Die Grenzen der Planwirtschaft
Trotz Exportlizenzpflichten und verstärkter Grenzkontrollen gelingt es der Regierung nicht, die Abwanderung der Kartoffeln zu stoppen. Die Versorgungslage verschlechtert sich zusehends – nicht nur bei Kartoffeln. Auch Zwiebeln, Kohl und Gurken sind knapp. Besonders brisant: Belarus ist mittlerweile Russlands wichtigster Kartoffellieferant und hat Ägypten von Platz eins verdrängt. Das erklärt, warum russische Händler bereit sind, überhöhte Preise zu zahlen – während die belarussische Bevölkerung leer ausgeht.

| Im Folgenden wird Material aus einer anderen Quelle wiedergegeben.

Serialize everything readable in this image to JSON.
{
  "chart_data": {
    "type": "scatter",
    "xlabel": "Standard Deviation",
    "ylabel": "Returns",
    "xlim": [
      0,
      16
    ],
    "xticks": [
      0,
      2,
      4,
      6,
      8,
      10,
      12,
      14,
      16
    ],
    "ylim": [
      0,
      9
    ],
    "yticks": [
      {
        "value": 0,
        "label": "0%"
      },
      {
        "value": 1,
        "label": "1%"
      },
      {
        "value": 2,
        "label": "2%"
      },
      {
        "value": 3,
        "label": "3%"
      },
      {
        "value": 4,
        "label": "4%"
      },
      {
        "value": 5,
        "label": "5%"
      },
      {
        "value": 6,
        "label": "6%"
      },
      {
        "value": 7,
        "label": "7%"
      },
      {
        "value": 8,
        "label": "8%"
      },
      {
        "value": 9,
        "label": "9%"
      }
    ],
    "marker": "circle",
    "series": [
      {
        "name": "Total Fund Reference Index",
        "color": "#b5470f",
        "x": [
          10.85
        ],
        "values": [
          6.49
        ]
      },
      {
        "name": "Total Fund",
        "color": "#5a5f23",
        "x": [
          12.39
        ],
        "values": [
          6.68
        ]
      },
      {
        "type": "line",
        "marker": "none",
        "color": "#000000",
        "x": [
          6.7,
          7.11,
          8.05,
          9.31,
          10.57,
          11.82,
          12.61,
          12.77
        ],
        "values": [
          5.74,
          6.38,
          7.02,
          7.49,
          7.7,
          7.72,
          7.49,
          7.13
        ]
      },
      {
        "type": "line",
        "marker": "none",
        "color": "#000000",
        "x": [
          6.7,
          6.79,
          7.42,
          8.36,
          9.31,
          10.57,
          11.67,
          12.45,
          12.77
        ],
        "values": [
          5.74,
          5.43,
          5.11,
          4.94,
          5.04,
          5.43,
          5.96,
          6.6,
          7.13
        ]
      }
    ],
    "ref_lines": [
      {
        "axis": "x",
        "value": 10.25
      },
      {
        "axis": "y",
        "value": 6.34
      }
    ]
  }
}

Selbst die Staatsmedien können die Krise nicht länger beschönigen. Halina Matus, Leiterin des landwirtschaftlichen Großbetriebs Fortuna-Agro, kritisiert in der Regierungszeitung Belarusija Segodnia, dass sich der Kartoffelanbau unter den aktuellen Rahmenbedingungen nicht mehr lohne. Ihr Betrieb reduzierte die Anbaufläche von 300 auf 200 Hektar – ein Rückgang von über 30 Prozent.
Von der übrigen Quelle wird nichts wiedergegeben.